Several previous studies have attempted to unveil cancer pharmacogenomic
relationships. Isogenic cell models able to effectively recapitulate single
genetic aberrations have been employed extensively to establish binary drug-
genotype associations (20, 30, 31). Yet, limited efforts have been dedicated to
dissect the role of combinations of mutations in determining drug response.
Among these studies, it is worth mentioning the use of isogenic cell lines to
evaluate the influence of KRAS or TP53 status on the sensitivity to specific
anti-cancer therapies in defined genetic backgrounds (32-35).
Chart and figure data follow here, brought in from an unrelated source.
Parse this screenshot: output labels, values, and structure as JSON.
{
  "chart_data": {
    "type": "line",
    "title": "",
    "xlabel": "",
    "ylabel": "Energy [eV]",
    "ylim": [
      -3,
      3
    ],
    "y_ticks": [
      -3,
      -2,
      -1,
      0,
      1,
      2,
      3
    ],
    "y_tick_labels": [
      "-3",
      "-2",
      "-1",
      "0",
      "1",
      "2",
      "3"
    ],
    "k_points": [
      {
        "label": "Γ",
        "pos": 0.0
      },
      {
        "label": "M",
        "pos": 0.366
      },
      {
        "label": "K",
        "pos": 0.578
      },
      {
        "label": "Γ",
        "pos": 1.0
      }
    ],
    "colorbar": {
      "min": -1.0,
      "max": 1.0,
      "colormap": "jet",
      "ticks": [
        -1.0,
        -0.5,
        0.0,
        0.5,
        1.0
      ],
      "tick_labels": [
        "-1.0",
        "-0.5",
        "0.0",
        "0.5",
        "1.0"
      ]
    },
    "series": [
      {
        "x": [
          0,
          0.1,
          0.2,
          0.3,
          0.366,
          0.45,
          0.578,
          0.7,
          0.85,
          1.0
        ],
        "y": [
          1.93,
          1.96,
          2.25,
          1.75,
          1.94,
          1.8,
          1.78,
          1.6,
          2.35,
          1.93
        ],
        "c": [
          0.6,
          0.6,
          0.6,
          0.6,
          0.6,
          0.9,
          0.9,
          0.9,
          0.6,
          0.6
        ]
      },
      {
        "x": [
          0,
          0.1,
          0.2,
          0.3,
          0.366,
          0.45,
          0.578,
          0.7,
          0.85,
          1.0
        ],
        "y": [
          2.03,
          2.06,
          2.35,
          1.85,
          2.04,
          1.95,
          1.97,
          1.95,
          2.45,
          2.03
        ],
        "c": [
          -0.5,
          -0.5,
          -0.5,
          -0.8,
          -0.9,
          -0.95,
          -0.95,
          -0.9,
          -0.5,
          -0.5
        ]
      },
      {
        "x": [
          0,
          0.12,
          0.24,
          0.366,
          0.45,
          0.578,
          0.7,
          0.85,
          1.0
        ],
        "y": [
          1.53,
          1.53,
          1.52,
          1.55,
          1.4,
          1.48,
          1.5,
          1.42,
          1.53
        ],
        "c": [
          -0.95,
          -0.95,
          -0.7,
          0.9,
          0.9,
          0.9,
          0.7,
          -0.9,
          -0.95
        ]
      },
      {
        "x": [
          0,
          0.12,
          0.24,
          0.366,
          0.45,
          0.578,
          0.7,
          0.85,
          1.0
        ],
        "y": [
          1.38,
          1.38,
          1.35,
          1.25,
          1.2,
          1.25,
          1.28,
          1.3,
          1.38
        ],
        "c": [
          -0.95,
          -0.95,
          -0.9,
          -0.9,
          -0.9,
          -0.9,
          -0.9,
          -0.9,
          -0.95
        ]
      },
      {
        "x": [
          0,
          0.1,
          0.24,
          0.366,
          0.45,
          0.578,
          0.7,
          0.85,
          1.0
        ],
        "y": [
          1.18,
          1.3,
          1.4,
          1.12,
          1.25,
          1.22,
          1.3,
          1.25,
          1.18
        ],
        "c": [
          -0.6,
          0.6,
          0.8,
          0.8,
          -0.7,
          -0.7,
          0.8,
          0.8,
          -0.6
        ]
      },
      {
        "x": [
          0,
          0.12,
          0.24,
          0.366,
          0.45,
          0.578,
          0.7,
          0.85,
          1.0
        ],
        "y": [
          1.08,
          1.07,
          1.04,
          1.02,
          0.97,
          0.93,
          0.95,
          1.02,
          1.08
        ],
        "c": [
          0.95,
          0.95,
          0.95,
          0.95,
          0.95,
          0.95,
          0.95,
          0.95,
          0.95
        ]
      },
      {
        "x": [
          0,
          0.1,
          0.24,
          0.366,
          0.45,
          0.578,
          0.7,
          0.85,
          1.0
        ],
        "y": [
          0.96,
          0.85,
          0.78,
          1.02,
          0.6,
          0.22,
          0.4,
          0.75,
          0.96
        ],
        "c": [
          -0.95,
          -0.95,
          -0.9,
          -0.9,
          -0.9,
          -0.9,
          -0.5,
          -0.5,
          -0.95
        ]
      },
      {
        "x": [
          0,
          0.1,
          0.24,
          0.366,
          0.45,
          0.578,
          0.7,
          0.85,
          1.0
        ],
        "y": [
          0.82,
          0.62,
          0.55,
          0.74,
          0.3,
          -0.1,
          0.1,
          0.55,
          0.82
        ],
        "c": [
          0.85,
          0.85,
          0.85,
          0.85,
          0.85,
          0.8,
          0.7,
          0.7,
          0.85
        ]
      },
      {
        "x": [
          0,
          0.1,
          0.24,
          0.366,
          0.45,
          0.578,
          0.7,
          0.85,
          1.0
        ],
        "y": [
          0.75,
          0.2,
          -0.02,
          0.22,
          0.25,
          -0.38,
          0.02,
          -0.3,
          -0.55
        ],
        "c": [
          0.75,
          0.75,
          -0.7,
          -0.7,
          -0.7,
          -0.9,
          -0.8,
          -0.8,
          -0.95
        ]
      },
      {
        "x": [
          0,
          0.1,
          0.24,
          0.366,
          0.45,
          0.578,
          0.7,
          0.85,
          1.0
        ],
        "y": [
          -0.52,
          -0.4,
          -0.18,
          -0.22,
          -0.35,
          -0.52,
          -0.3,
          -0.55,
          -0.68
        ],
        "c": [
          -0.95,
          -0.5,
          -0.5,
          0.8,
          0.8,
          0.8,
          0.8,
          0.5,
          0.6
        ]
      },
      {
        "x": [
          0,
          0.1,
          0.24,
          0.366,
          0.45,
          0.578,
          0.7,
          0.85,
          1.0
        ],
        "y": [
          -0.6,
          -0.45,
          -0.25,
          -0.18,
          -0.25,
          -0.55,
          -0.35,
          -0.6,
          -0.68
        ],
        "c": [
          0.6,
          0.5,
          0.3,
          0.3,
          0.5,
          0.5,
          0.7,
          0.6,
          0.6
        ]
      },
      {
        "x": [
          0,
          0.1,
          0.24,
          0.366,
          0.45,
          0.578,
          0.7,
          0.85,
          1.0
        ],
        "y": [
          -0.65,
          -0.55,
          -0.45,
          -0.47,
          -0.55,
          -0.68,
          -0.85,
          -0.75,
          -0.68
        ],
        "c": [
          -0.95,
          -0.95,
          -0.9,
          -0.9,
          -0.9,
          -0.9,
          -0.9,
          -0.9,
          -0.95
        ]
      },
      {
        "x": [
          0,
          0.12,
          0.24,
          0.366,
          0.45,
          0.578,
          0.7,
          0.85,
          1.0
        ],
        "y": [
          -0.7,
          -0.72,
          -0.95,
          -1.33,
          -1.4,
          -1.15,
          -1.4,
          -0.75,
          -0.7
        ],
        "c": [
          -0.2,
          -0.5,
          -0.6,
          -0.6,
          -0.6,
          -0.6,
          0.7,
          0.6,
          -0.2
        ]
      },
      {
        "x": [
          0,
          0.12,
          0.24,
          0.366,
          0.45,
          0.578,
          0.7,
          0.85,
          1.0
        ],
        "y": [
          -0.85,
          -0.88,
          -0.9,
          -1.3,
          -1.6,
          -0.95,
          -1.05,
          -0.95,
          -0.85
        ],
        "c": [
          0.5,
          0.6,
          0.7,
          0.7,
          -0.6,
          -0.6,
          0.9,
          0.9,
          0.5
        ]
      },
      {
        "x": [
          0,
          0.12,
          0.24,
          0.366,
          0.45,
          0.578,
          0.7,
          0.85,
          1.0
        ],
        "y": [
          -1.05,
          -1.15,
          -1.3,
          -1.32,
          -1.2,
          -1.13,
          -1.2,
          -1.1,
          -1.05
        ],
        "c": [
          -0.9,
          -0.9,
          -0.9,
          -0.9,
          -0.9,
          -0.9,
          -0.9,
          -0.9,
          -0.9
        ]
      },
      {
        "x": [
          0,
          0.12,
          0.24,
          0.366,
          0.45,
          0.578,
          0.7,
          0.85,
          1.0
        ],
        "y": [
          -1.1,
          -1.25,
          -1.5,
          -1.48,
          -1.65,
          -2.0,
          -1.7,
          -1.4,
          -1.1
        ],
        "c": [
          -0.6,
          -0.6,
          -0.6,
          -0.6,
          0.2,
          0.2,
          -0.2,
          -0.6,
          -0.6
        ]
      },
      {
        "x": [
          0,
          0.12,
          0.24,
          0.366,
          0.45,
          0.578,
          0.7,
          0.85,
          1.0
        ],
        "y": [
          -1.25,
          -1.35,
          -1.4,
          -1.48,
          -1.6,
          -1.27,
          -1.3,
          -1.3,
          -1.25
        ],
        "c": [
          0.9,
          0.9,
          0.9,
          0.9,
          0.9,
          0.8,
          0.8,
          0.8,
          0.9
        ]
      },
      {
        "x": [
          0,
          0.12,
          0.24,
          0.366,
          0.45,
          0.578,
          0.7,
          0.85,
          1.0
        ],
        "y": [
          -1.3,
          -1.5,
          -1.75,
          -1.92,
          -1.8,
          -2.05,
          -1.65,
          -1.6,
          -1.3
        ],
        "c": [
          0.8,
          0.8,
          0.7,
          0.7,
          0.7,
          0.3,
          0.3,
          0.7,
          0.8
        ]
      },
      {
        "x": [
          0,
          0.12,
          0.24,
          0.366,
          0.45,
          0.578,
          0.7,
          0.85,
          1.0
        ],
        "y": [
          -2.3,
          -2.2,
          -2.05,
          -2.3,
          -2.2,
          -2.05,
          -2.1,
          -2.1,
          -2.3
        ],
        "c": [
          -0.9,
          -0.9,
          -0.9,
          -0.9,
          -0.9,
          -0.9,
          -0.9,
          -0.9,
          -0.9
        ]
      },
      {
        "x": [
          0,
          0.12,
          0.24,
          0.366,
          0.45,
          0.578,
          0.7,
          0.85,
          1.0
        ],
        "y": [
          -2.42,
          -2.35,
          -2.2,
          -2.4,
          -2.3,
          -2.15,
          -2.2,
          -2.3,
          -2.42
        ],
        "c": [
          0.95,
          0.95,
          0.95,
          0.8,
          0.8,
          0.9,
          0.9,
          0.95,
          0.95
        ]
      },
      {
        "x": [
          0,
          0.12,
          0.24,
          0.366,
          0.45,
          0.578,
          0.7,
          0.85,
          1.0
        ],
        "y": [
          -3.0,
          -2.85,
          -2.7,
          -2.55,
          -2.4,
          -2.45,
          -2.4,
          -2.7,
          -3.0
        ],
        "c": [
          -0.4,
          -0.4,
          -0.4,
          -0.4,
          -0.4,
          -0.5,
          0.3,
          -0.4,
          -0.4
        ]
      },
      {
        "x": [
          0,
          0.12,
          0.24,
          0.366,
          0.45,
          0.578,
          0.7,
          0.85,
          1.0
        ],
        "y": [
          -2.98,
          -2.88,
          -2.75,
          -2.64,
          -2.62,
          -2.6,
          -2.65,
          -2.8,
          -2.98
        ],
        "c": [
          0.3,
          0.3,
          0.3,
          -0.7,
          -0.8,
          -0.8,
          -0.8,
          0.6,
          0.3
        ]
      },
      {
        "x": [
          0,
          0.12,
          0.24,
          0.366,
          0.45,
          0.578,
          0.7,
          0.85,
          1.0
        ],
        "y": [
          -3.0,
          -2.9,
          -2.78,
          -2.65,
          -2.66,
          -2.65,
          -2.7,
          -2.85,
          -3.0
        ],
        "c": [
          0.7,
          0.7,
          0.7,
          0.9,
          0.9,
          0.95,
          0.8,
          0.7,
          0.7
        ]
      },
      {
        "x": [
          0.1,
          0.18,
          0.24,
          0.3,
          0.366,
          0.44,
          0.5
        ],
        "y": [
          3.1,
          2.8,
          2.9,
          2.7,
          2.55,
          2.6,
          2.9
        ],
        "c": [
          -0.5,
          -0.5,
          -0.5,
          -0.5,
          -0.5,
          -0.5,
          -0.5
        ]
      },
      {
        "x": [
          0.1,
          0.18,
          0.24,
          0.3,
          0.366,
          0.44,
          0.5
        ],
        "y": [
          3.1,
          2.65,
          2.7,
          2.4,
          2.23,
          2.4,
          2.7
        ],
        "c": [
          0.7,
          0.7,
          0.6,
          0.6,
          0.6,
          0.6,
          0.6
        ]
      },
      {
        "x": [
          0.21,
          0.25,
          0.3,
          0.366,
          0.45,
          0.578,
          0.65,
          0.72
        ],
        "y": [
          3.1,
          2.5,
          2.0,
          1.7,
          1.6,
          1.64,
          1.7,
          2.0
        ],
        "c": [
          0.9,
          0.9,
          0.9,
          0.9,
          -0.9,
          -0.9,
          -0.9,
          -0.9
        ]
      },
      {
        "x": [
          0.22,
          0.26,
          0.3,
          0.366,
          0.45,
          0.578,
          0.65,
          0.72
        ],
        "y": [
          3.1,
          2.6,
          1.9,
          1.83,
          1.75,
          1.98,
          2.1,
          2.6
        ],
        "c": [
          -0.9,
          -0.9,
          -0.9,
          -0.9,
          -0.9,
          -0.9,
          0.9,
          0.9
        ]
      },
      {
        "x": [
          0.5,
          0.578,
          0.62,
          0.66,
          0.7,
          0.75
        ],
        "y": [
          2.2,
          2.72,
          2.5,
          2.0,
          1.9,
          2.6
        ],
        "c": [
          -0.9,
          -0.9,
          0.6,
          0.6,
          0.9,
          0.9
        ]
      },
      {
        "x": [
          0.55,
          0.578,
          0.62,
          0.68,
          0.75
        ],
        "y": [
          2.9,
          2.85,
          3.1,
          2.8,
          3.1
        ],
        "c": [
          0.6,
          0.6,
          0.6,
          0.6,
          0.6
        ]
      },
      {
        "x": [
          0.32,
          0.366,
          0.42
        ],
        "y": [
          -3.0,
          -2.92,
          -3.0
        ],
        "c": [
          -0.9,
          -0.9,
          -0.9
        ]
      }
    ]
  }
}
This report aimed to identify new pharmacogenomic relationships by
screening 43 selected compounds on a panel of isogenic models harboring
multiple cancer associated alterations. In comparison to previous studies, two
major improvements have been implemented. First, we employed epithelial
human cell models that closely recapitulated combinations of cancer
mutations. Indeed, knock-in of nucleotide changes in oncogenes and knock-
down of tumor suppressor genes were coupled to build a genetic ‘matrix’ in
the human breast epithelial cell line HME-1 (15). The advantage of this matrix
is that expression levels of mutant oncoproteins are similar to levels observed
in human tumors, as they are controlled by endogenous genomic elements.
Second, we screened a panel of 43 selected compounds, including a number
of last generation and FDA-approved targeted therapies, to maximize the
translational impact of the screening outcome.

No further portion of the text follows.